President Trump’s Education Department just pulled off a neat bit of bureaucratic jiu-jitsu. On June 16 the department signed interagency agreements that shift major special‑education oversight to the Department of Health and Human Services and send large chunks of civil‑rights work to the Justice Department. If you like the idea of trimming federal power over schools, this is the kind of move that ought to make you nod — and then keep your eyes wide open.
What the administration actually did
Secretary Linda McMahon calls the actions “partnerships” and told parents, “I’ve heard you.” The agreements move much of the Office of Special Education’s work to HHS and hand significant Office for Civil Rights responsibilities to DOJ. We’re talking about programs that touch roughly 7.5 million students with disabilities and involve about $15 billion a year in federal IDEA funding. In plain English: the feds are passing the hot potato for big parts of education oversight to other agencies.
A welcome step — but don’t pop the champagne yet
Conservatives who want to cut federal micromanagement should cheer that the Education Department is being pared down. This is another body blow in a longer campaign to return control to states and parents and to weaken a sprawling, unaccountable bureaucracy. But there’s a catch: moving paperwork from one federal desk to another is not the same as putting power back in state hands. The left and their union pals are already hollering that protections will be weakened. That’s predictable. The real danger is that a future administration could rebuild ED’s empire faster than you can say “no child left behind.”
Legal questions and messy implementation
There are real legal knots here. Congress created statutory offices and duties inside ED for a reason. Transferring functions raises questions about who has final authority, who takes complaints, and how appeals will work. Families navigating special‑education fights don’t care about agency chatter; they want results. If the transition fragments complaint intake or creates new hoops, the changes will look less like reform and more like a bureaucratic shell game. Expect lawsuits, hearings, and plenty of finger‑pointing as this gets implemented.

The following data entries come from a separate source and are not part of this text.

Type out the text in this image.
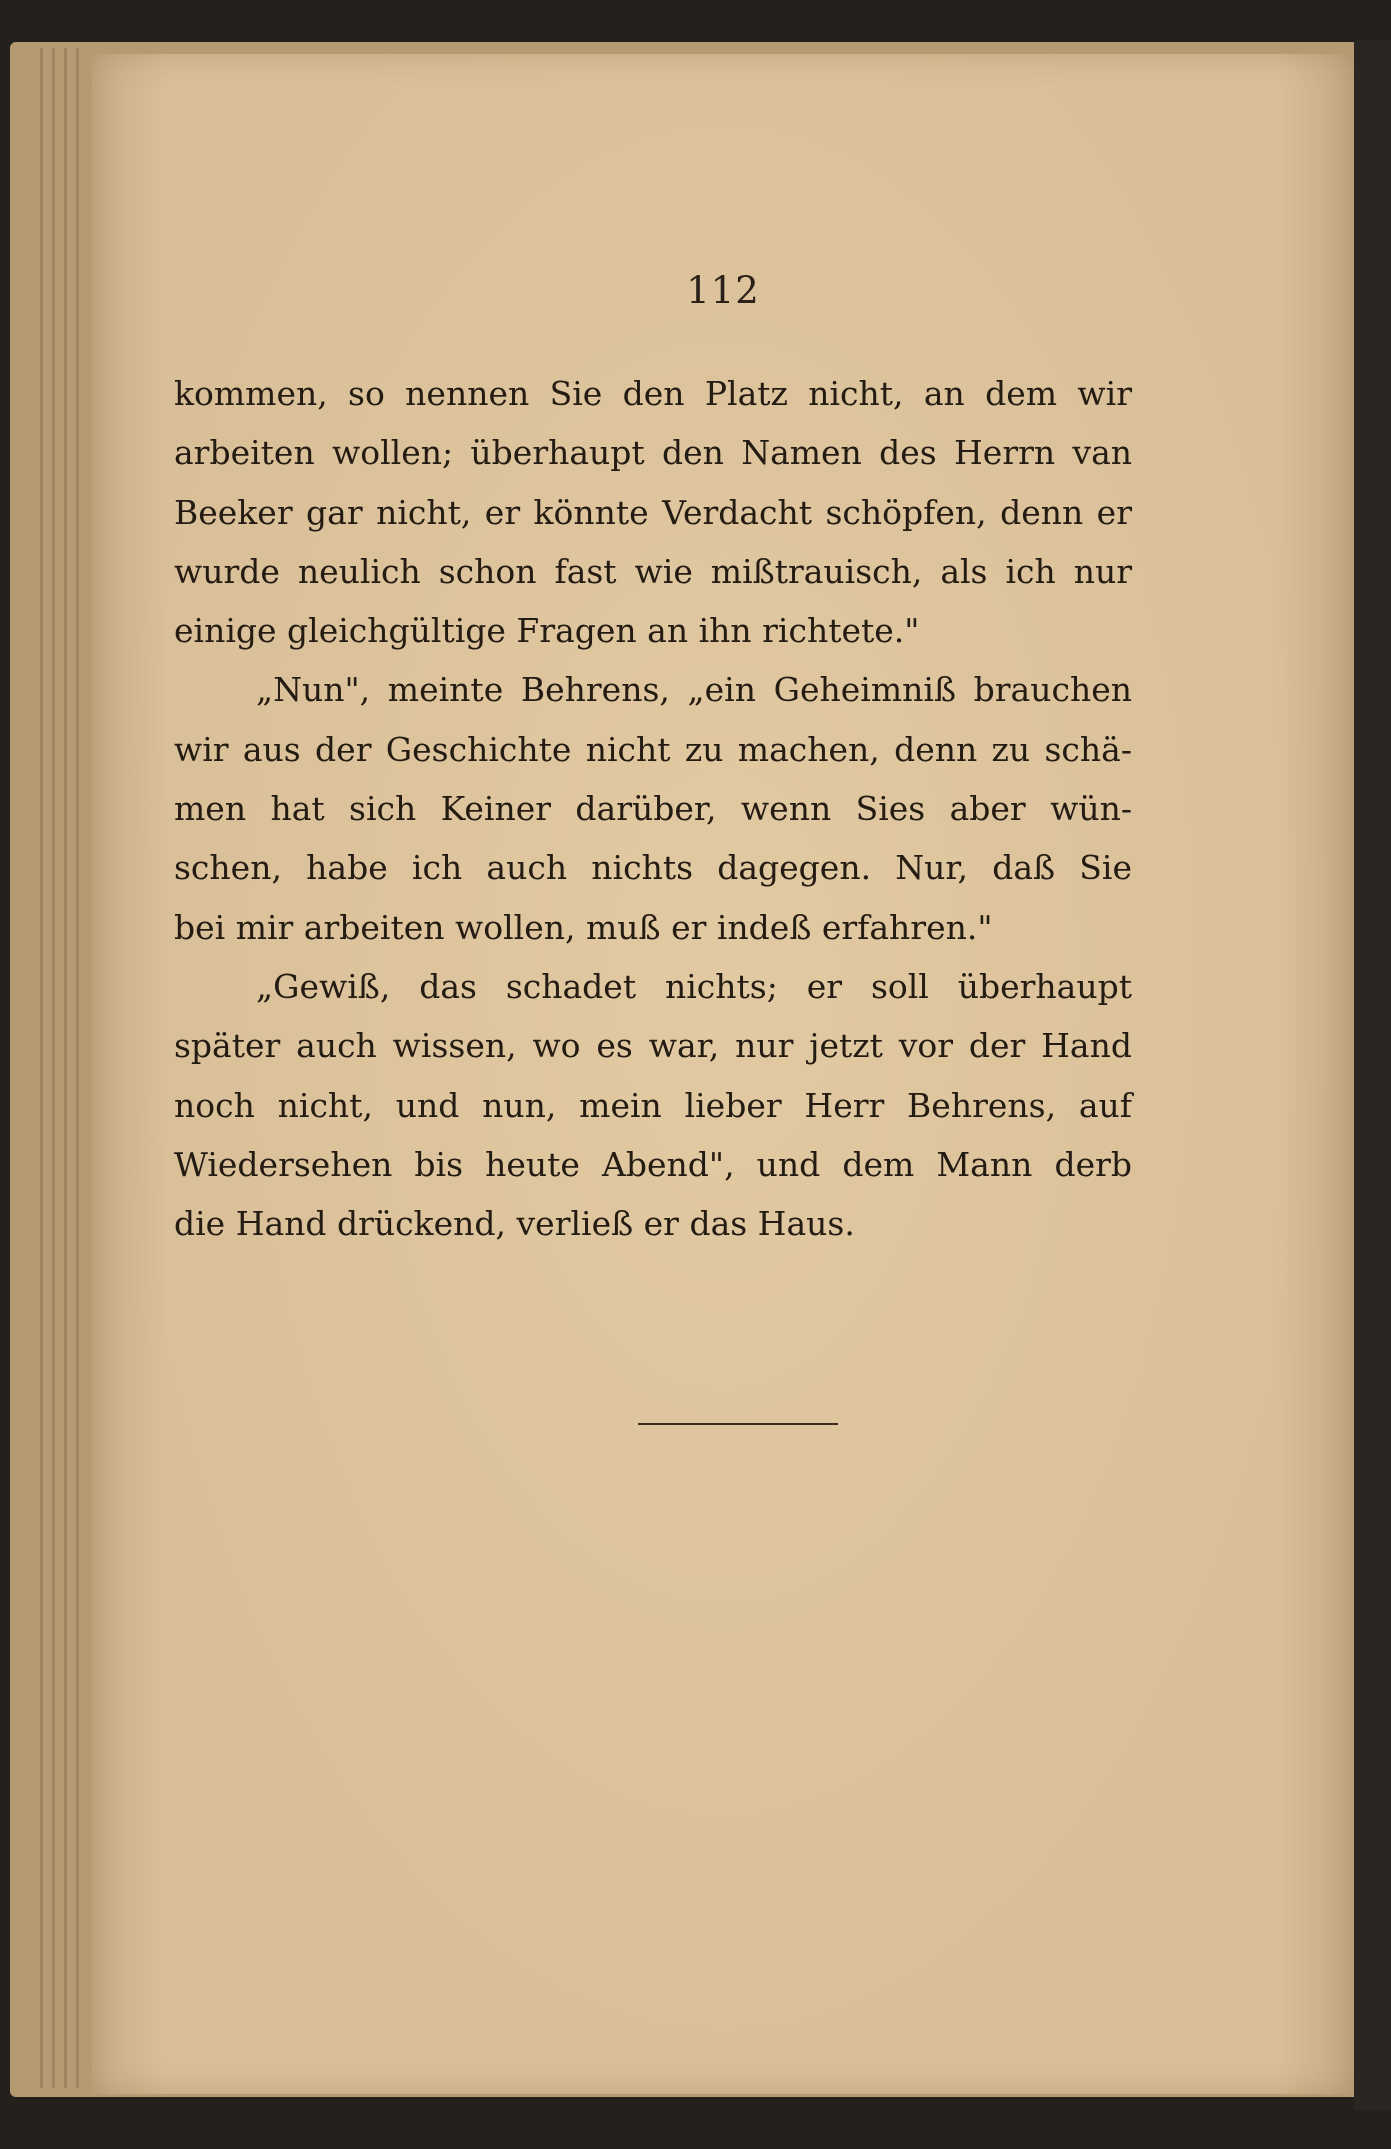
112
kommen, so nennen Sie den Platz nicht, an dem wir
arbeiten wollen; überhaupt den Namen des Herrn van
Beeker gar nicht, er könnte Verdacht schöpfen, denn er
wurde neulich schon fast wie mißtrauisch, als ich nur
einige gleichgültige Fragen an ihn richtete."
„Nun", meinte Behrens, „ein Geheimniß brauchen
wir aus der Geschichte nicht zu machen, denn zu schä-
men hat sich Keiner darüber, wenn Sies aber wün-
schen, habe ich auch nichts dagegen. Nur, daß Sie
bei mir arbeiten wollen, muß er indeß erfahren."
„Gewiß, das schadet nichts; er soll überhaupt
später auch wissen, wo es war, nur jetzt vor der Hand
noch nicht, und nun, mein lieber Herr Behrens, auf
Wiedersehen bis heute Abend", und dem Mann derb
die Hand drückend, verließ er das Haus.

What conservatives should demand next
Celebrate the move, but don’t be naive. Demand clear implementation plans that actually reduce federal control, not just shuffle it. Watch for staff reassignments, case timelines, and whether parents can still get timely answers. Push for more school choice and state control while this window is open. Keep the sledgehammer handy — because if you let the swamp rearrange the furniture, you’ll be reading op-eds about how the Department of Education was “restored” before you know it.